Colpa della crisi, di uno stato assente o più semplicemente di cattiva gestione poco importa. Il fatto essenziale è che il 2012 è stato un annus horribilis per il mondo del lavoro, con un dato impressionante per quel che riguarda i licenziamenti pari a 1.027.462, con un aumento del 13,9% rispetto al 2011.
Sono i dati ufficiali del ministero del Lavoro e delle Politiche Sociali, che ha raccolto tutti i numeri dell’anno chiuso da poco pubblicando quelli complessivi accanto a quelli dell’ultimo trimestre del 2012: da essi risulta che tra ottobre e dicembre sono state effettuate 2.269.764 assunzioni di lavoratori dipendenti o parasubordinati, ossia 139.788 in meno rispetto allo stesso trimestre del 2011, con un calo del 5,8%.
Il maggiore decremento tendenziale delle assunzioni è del 5,4% nei Servizi (ossia pari a -98.771 unità), ma soprattutto dell’11,7% nell’Industria (-39.973 nuovi contratti), suddiviso sia nel comparto edile (18.244 attivazioni in meno) sia nell’industria legata a questo settore (-21.729 nuove attivazioni). Male anche il comparto agricolo che ha ridotto le nuove assunzioni di circa mille unità nel 2012.
Complessivamente i rapporti di lavoro cessati sono stati 3.205.753: 1.534.795 hanno riguardato donne e 1.670.958 uomini. E’ ovvio che si parla di licenziamenti, quindi le interruzioni dei rapporti di lavoro, e non quante siano le persone licenziate perché possono esistere casi di lavoratori che nel 2012 abbiano sottoscritto e concluso anche più contratti a tempo determinato oppure abbiano scelto di licenziarsi per mettersi in proprio.
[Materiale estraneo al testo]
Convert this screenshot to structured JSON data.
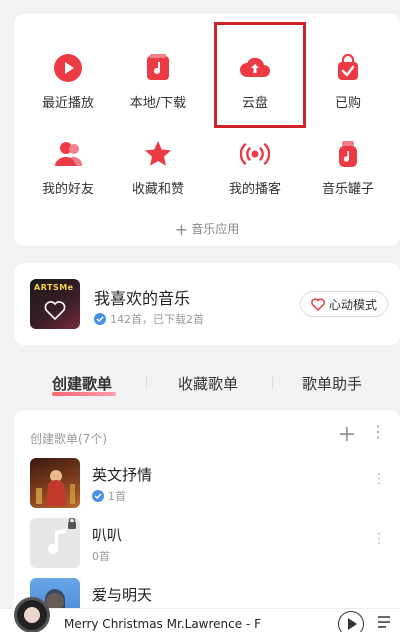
{
  "grid": {
    "items": [
      {
        "label": "最近播放",
        "icon": "play-circle-icon"
      },
      {
        "label": "本地/下载",
        "icon": "music-file-icon"
      },
      {
        "label": "云盘",
        "icon": "cloud-upload-icon"
      },
      {
        "label": "已购",
        "icon": "shopping-bag-icon"
      },
      {
        "label": "我的好友",
        "icon": "friends-icon"
      },
      {
        "label": "收藏和赞",
        "icon": "star-icon"
      },
      {
        "label": "我的播客",
        "icon": "podcast-icon"
      },
      {
        "label": "音乐罐子",
        "icon": "music-jar-icon"
      }
    ],
    "music_app": "音乐应用",
    "accent": "#ec3b45"
  },
  "favorite": {
    "cover_tag": "ARTSMe",
    "title": "我喜欢的音乐",
    "subtitle": "142首，已下载2首",
    "heart_mode": "心动模式"
  },
  "tabs": [
    "创建歌单",
    "收藏歌单",
    "歌单助手"
  ],
  "playlists": {
    "header": "创建歌单(7个)",
    "items": [
      {
        "title": "英文抒情",
        "count": "1首"
      },
      {
        "title": "叭叭",
        "count": "0首"
      },
      {
        "title": "爱与明天",
        "count": ""
      }
    ]
  },
  "player": {
    "title": "Merry Christmas Mr.Lawrence - F"
  }
}
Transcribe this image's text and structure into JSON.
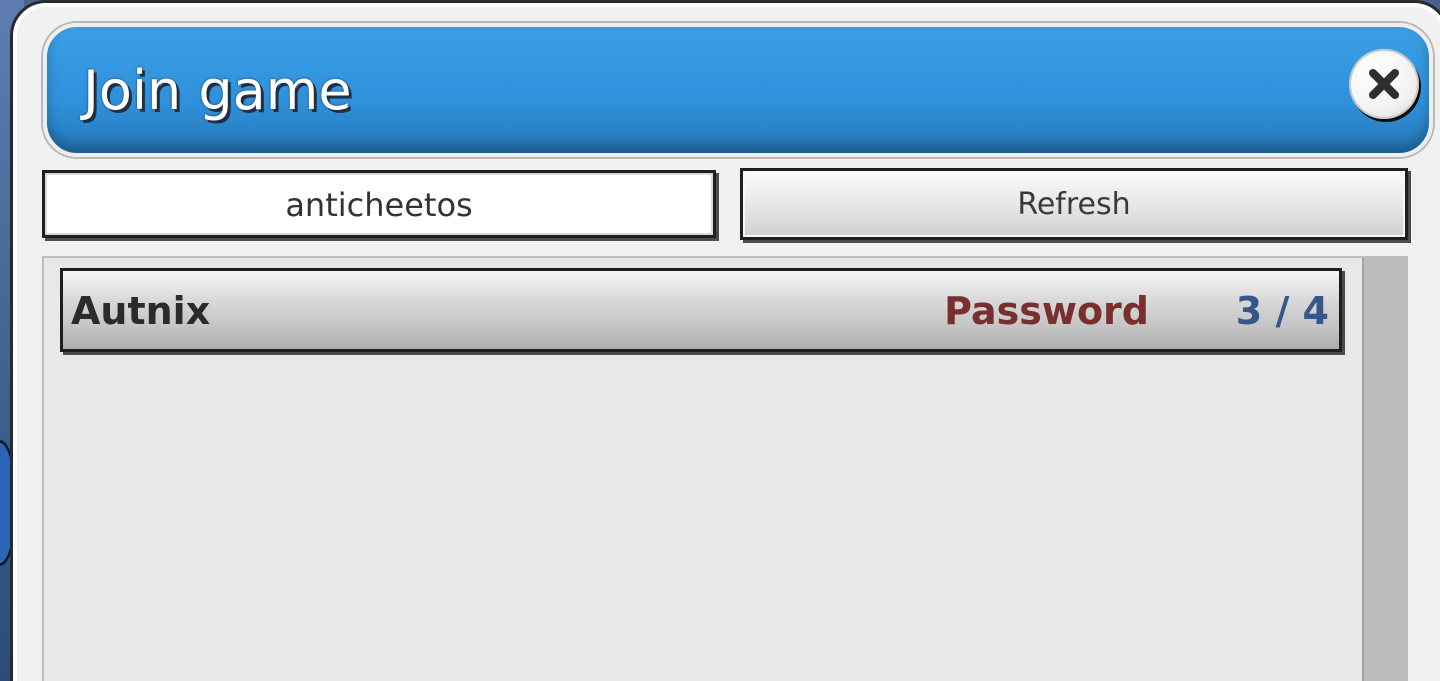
{
  "dialog": {
    "title": "Join game",
    "close_icon": "close-icon"
  },
  "controls": {
    "search_value": "anticheetos",
    "refresh_label": "Refresh"
  },
  "games": [
    {
      "name": "Autnix",
      "lock": "Password",
      "players": "3 / 4"
    }
  ],
  "colors": {
    "title_bar": "#3398df",
    "password_text": "#7a2f2f",
    "players_text": "#355789"
  }
}
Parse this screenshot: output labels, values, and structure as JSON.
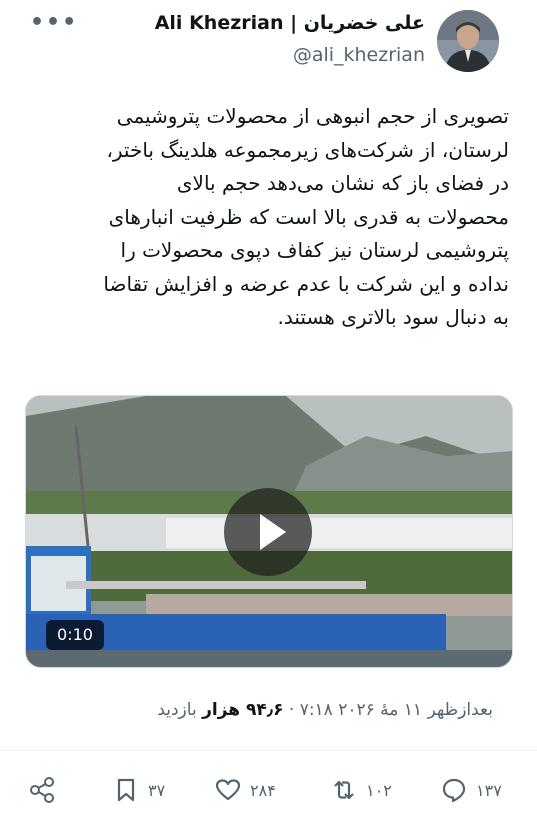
{
  "header": {
    "name_en": "Ali Khezrian",
    "separator": "|",
    "name_fa": "علی خضریان",
    "handle": "@ali_khezrian",
    "more": "•••"
  },
  "tweet": {
    "text": "تصویری از حجم انبوهی از محصولات پتروشیمی\nلرستان، از شرکت‌های زیرمجموعه هلدینگ باختر،\nدر فضای باز که نشان می‌دهد حجم بالای\nمحصولات به قدری بالا است که ظرفیت انبارهای\nپتروشیمی لرستان نیز کفاف دپوی محصولات را\nنداده و این شرکت با عدم عرضه و افزایش تقاضا\nبه دنبال سود بالاتری هستند."
  },
  "media": {
    "duration": "0:10"
  },
  "meta": {
    "time_date": "بعدازظهر ۱۱ مهٔ ۲۰۲۶ ۷:۱۸",
    "dot": " · ",
    "views_count": "۹۴٫۶ هزار",
    "views_label": " بازدید"
  },
  "actions": {
    "replies": "۱۳۷",
    "retweets": "۱۰۲",
    "likes": "۲۸۴",
    "bookmarks": "۳۷"
  }
}
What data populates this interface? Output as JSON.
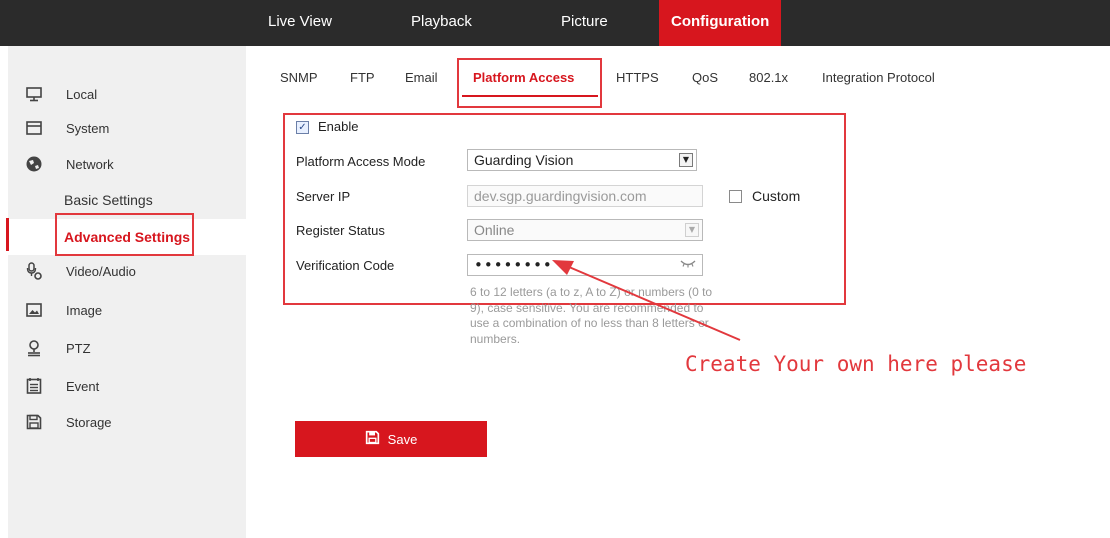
{
  "topnav": {
    "live_view": "Live View",
    "playback": "Playback",
    "picture": "Picture",
    "configuration": "Configuration"
  },
  "sidebar": {
    "local": "Local",
    "system": "System",
    "network": "Network",
    "basic_settings": "Basic Settings",
    "advanced_settings": "Advanced Settings",
    "video_audio": "Video/Audio",
    "image": "Image",
    "ptz": "PTZ",
    "event": "Event",
    "storage": "Storage"
  },
  "subtabs": {
    "snmp": "SNMP",
    "ftp": "FTP",
    "email": "Email",
    "platform_access": "Platform Access",
    "https": "HTTPS",
    "qos": "QoS",
    "dot1x": "802.1x",
    "integration_protocol": "Integration Protocol"
  },
  "form": {
    "enable_label": "Enable",
    "enable_checked": true,
    "mode_label": "Platform Access Mode",
    "mode_value": "Guarding Vision",
    "server_ip_label": "Server IP",
    "server_ip_value": "dev.sgp.guardingvision.com",
    "custom_label": "Custom",
    "custom_checked": false,
    "register_status_label": "Register Status",
    "register_status_value": "Online",
    "verification_label": "Verification Code",
    "verification_value": "••••••••",
    "verification_hint": "6 to 12 letters (a to z, A to Z) or numbers (0 to 9), case sensitive. You are recommended to use a combination of no less than 8 letters or numbers.",
    "save_label": "Save"
  },
  "annotation": {
    "text": "Create Your own here please",
    "color": "#e2383d"
  },
  "colors": {
    "accent": "#d7161e",
    "topbar": "#2b2b2b",
    "sidebar_bg": "#f0f0f0"
  }
}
A questi comunque vanno aggiunti i circa 1,8 milioni di lavoratori che hanno vissuto la cassa integrazione, gli 1,5 milioni che sono andati avanti con un assegno di disoccupazione e i 2,7 milioni di disoccupati certificati dall’Istat. Come a dire che il quadro complessivo non è certo confortante e i dati del primo trimestre 2013, prossimi in arrivo, non potranno che attestarlo.